O’Brien said having a mixer for a total mixed ration has been one of the most important decisions for the farm. He said it has helped with making sure they do not overfeed grain. He also said it has been an important part of his farm’s pursuit of good components.

“You could measure what you were putting in there,” O’Brien said. “Feed more of this and less of that.”

O’Brien’s cows are fed TMR twice a day along with free-choice hay.

The cows are housed on a lot with a 150-stall freestall barn. This barn was built in 2005, expanding on and replacing the previous structure.

O’Brien keeps his herd records on paper using a herd wheel. This large disc on his milkhouse wall allows him to record calving and breeding information.

He said he had a relief breeder ask him where his computer was.

“I said, ‘It’s hanging on the wall,’” O’Brien said.

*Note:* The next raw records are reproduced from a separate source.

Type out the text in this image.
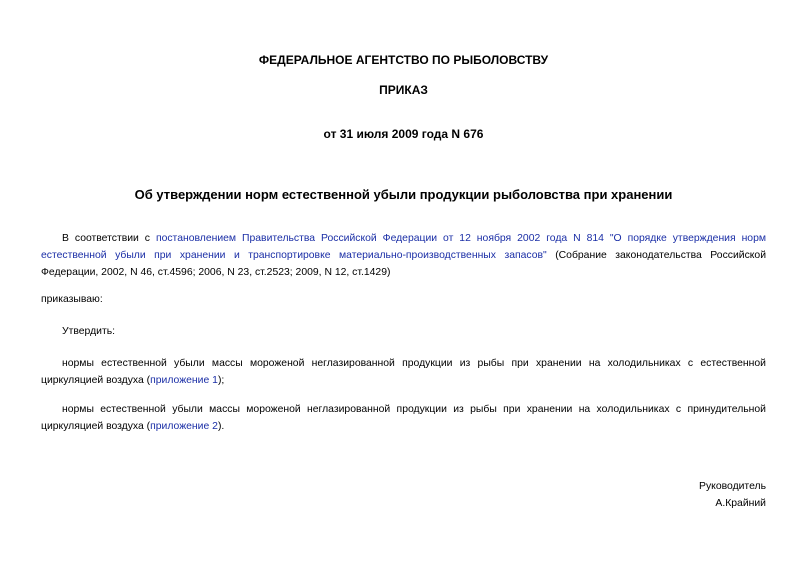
ФЕДЕРАЛЬНОЕ АГЕНТСТВО ПО РЫБОЛОВСТВУ
ПРИКАЗ
от 31 июля 2009 года N 676
Об утверждении норм естественной убыли продукции рыболовства при хранении
В соответствии с постановлением Правительства Российской Федерации от 12 ноября 2002 года N 814 "О порядке утверждения норм естественной убыли при хранении и транспортировке материально-производственных запасов" (Собрание законодательства Российской Федерации, 2002, N 46, ст.4596; 2006, N 23, ст.2523; 2009, N 12, ст.1429)
приказываю:
Утвердить:
нормы естественной убыли массы мороженой неглазированной продукции из рыбы при хранении на холодильниках с естественной циркуляцией воздуха (приложение 1);
нормы естественной убыли массы мороженой неглазированной продукции из рыбы при хранении на холодильниках с принудительной циркуляцией воздуха (приложение 2).
Руководитель
А.Крайний
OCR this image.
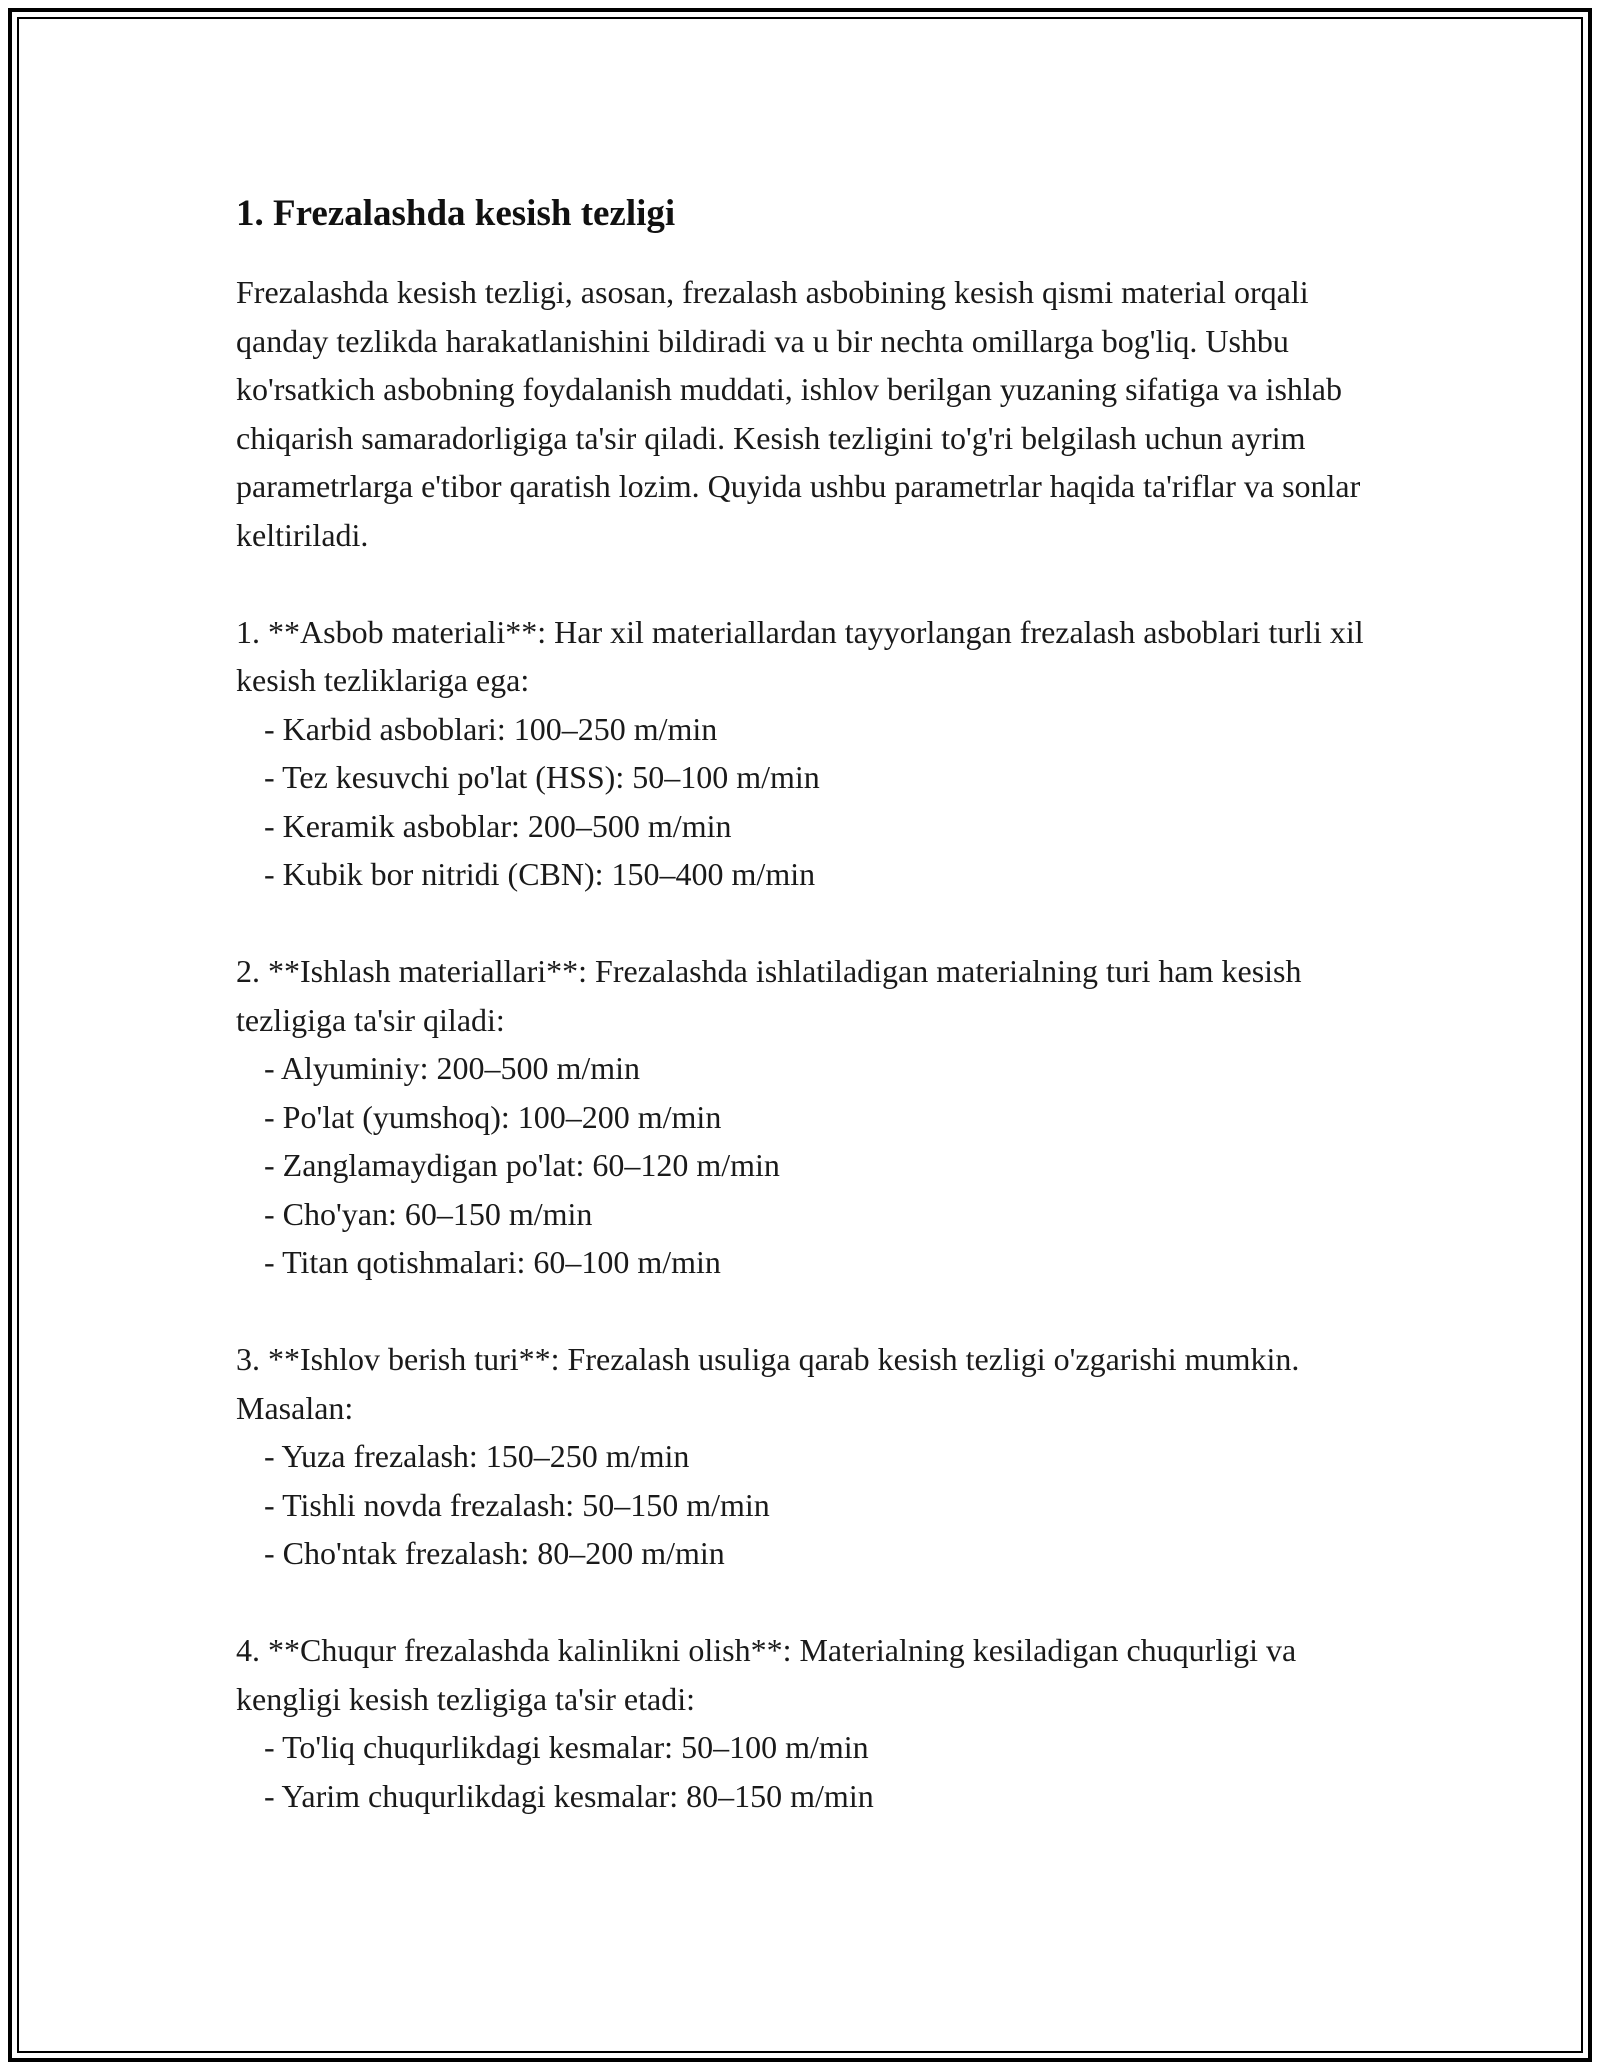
1. Frezalashda kesish tezligi

Frezalashda kesish tezligi, asosan, frezalash asbobining kesish qismi material orqali qanday tezlikda harakatlanishini bildiradi va u bir nechta omillarga bog'liq. Ushbu ko'rsatkich asbobning foydalanish muddati, ishlov berilgan yuzaning sifatiga va ishlab chiqarish samaradorligiga ta'sir qiladi. Kesish tezligini to'g'ri belgilash uchun ayrim parametrlarga e'tibor qaratish lozim. Quyida ushbu parametrlar haqida ta'riflar va sonlar keltiriladi.

1. **Asbob materiali**: Har xil materiallardan tayyorlangan frezalash asboblari turli xil kesish tezliklariga ega:

- Karbid asboblari: 100–250 m/min
- Tez kesuvchi po'lat (HSS): 50–100 m/min
- Keramik asboblar: 200–500 m/min
- Kubik bor nitridi (CBN): 150–400 m/min

2. **Ishlash materiallari**: Frezalashda ishlatiladigan materialning turi ham kesish tezligiga ta'sir qiladi:

- Alyuminiy: 200–500 m/min
- Po'lat (yumshoq): 100–200 m/min
- Zanglamaydigan po'lat: 60–120 m/min
- Cho'yan: 60–150 m/min
- Titan qotishmalari: 60–100 m/min

3. **Ishlov berish turi**: Frezalash usuliga qarab kesish tezligi o'zgarishi mumkin. Masalan:

- Yuza frezalash: 150–250 m/min
- Tishli novda frezalash: 50–150 m/min
- Cho'ntak frezalash: 80–200 m/min

4. **Chuqur frezalashda kalinlikni olish**: Materialning kesiladigan chuqurligi va kengligi kesish tezligiga ta'sir etadi:

- To'liq chuqurlikdagi kesmalar: 50–100 m/min
- Yarim chuqurlikdagi kesmalar: 80–150 m/min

O’Brien is slowing down. He has bred his Holstein cows to beef bulls for the past 18 months and has now paused breeding in anticipation of selling the herd in late summer.

O’Brien said that dairy farming has been tough recently, with few constants in the last 10 years or more.

“It was a lot better before,” O’Brien said. “It should have gotten easier for us.”

O’Brien said everyone does things differently and that he does not care what the neighbors are doing.

“You can’t look back,” he said. “You have to look forward.”